定年後、大好きな鎌倉での生活に憧れ、移住計画や、その後の鎌倉での生活の日々を語ろうと思います。家族を大阪に置き、一人生活を鎌倉の歳時記を通し、趣味の歴史や寺社仏閣等を綴っていきす。

 

 令和四年、新年を迎え日常生活に戻った六日の木曜日。鎌倉は午前十時ぐらいから雪が舞い始めた。天気予報では、横浜一センチ程の積雪を予想しており、内心積もれば、念願の鎌倉の寺院の雪景色がみられると思い少し興奮気味になる。

 

 その日の朝、何時も通り朝八時半に近くの神明神社に参詣する。今にも雨か雪が降り出しそうな天気であったが、雨雪とも会うことなく住居に戻る。何時もの様に九時前から十二時位までが、この日に出すブログの配信を済ませる。書斎兼寝室の窓は山赦免と竹林に覆われているため雪の降雪程度がわからない。リビングからは、雪は風に舞いながら降る景色を見ることが出来るが、積雪の傾向はなかった。正午になり昼食を食べながらニュース番組を十四時まで見るのが日課である。東京の皇居前や東京駅の芝生等が雪で覆われだした。窓の外を見ると空も暗く雪が真下に落ちるようになり、これは翌朝に積雪が期待できるのではと思いながら、いつもの様にブログの記事を作成し、五時に終えて夕食の準備をする。積雪量を確かめるために真っ暗になった外を見ると五センチ程度積もっていた。その夜は、明日の朝のブログの配信準備を行い、台峰を通り北鎌倉の東慶寺と浄智寺、そして円覚寺に行くことを決めた。

 

 翌朝、六時半に起き、外を見ると一面に白い世界となっていた。鎌倉に来て三年目の出来事である。寺院は九時に開門されるため、早速ブログの配信を行い、朝食を食べ、朝の連続テレビ小説を見て八時半前に住居を出る。鎌倉周辺は、山の斜面に発つ家が多く、階段や急坂があるため老人にとっては住みにくい場所かもしれない。私の住居も一般道路まで急坂があるため登山用のビムラム底の靴で出たが、案の定、坂で滑り背中から落ちた。打ち付けた背中は問題ないが、反動で胸の前の胸骨辺りにひびが入ったと思われる。激痛が走り、吸気するたびに痛みが走るが、ゆっくりと歩きながら息を整える。痛みを抑えながら、せっかくだから台峰までは行こうと思った。季節ごとによくとおる台峰の遊歩道の景色は一変し、新鮮な気分に浸るが胸の痛みは続いていた。

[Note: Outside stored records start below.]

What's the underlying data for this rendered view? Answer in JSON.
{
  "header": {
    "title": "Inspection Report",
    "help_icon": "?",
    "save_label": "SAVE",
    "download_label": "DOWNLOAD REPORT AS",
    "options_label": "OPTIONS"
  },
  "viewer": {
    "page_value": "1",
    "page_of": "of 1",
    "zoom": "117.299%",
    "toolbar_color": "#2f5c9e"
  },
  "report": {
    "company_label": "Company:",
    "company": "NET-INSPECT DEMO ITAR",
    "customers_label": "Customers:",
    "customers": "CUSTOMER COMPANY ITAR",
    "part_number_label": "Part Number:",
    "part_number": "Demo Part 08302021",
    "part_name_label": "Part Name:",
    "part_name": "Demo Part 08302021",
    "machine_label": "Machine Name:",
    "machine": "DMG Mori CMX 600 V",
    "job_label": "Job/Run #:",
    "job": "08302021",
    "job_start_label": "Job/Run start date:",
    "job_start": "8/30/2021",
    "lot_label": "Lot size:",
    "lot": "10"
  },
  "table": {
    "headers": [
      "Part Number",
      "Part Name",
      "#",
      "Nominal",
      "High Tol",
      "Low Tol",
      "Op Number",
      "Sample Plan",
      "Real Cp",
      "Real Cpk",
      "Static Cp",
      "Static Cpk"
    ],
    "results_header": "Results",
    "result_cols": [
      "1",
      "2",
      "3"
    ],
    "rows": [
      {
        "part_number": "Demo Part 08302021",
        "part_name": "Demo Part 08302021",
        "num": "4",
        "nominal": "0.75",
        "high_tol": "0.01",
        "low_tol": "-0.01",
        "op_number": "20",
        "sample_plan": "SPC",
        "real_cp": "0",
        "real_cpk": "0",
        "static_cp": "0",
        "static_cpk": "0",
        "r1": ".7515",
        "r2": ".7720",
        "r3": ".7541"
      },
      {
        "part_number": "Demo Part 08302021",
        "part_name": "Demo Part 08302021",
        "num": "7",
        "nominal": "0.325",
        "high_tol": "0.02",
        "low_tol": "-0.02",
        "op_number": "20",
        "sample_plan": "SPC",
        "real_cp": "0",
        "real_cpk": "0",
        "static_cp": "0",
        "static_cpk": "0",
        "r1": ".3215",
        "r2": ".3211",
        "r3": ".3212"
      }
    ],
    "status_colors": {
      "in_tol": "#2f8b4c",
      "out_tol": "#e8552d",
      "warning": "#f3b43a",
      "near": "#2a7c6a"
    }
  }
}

昔は、冬山にも上り下山の際は、プラスチックブーツにアイゼンを付けずスケーティングしながら降りたものだが、もうそれも二十年前の事となる。もう初老になっているのだと感じ、若いと言うのは本当に素晴らしいと感じる。

   

  台峰は、もう既に人が歩いており、遊歩道を歩き何人かの人に出くわす。何時もは挨拶をするが、痛みの為、言葉を発することが出来ない。しかし北鎌倉女学園のグランドに来ると富士山の綺麗な姿が見えた。この地で見る、今までの最高の姿であった。円覚寺を望む展望台にようやくたどり着く。胸骨の部分は痛むが、ゆっくりと歩くことは出来、そのまま瓜ヶ谷の住宅地を下り鎌倉街道に出て東慶寺に向かう。

 

  

 東慶寺の石段は、すでに除雪されており、山門をくぐると境内には何人かのカメラを持った人が撮影していた。樹々の枝に雪が留まり、水墨画の様相を示しながら空は快晴の如く青く色付く。本堂横では蠟梅(ろうばい)が黄色の花びらを付けていた。本堂で釈迦如来像にお参りをして、八代執権、北条時宗の妻で、開山の覚山尼の墓標まで行こうとしたが、松ヶ丘宝蔵より先は、危険の為に、柵が置かれ立ち入ることはできなかった。後醍醐帝の皇女・五世用堂尼、豊臣秀頼の娘・天秀尼の墓所の雪景色は、美しい事だったろう。そして東慶寺を後にした。

  

 鎌倉街道の歩道部分は雪が残り、車が行き交う中、痛みをこらえながら道路寄りに歩かねばならなかった。鎌倉街道を離れ浄智寺に入ると気持ち的にほっとした。鬱蒼とした杉木立の中、二階に花頭窓のある唐様鐘楼門が雪景色の中にたたずんでいる。春の著莪や諸喝菜の咲く風景も良いが、この雪景色は数年に一度しか見られず、感慨深い物であった。本堂・曇華伝の本尊三世仏にお参りして境内を一回りする。日差しが雪に反射し眩しく、境内を彩っていた。雪の北鎌倉を体験することが出来たが、もうこれ以上は無理をしない方がよいと思い住居に戻った。

 

 それからが大変だった。今までに二度ほどろっ骨を折っているため、血痰が出ていない状況では病院に行っても胸部コルセットとシップ薬、痛み止めの処方しかない。シップを貼り、痛み止めを飲んだが食事の際に少し前かがみになると激痛が走る。夜、布団に入る動作も痛みが走り、寝返りすら打つことはできない。全快するには、一、二週間は必要だろう。

 今日で痛みも五日目だが、昨夜は眠ることが出来た。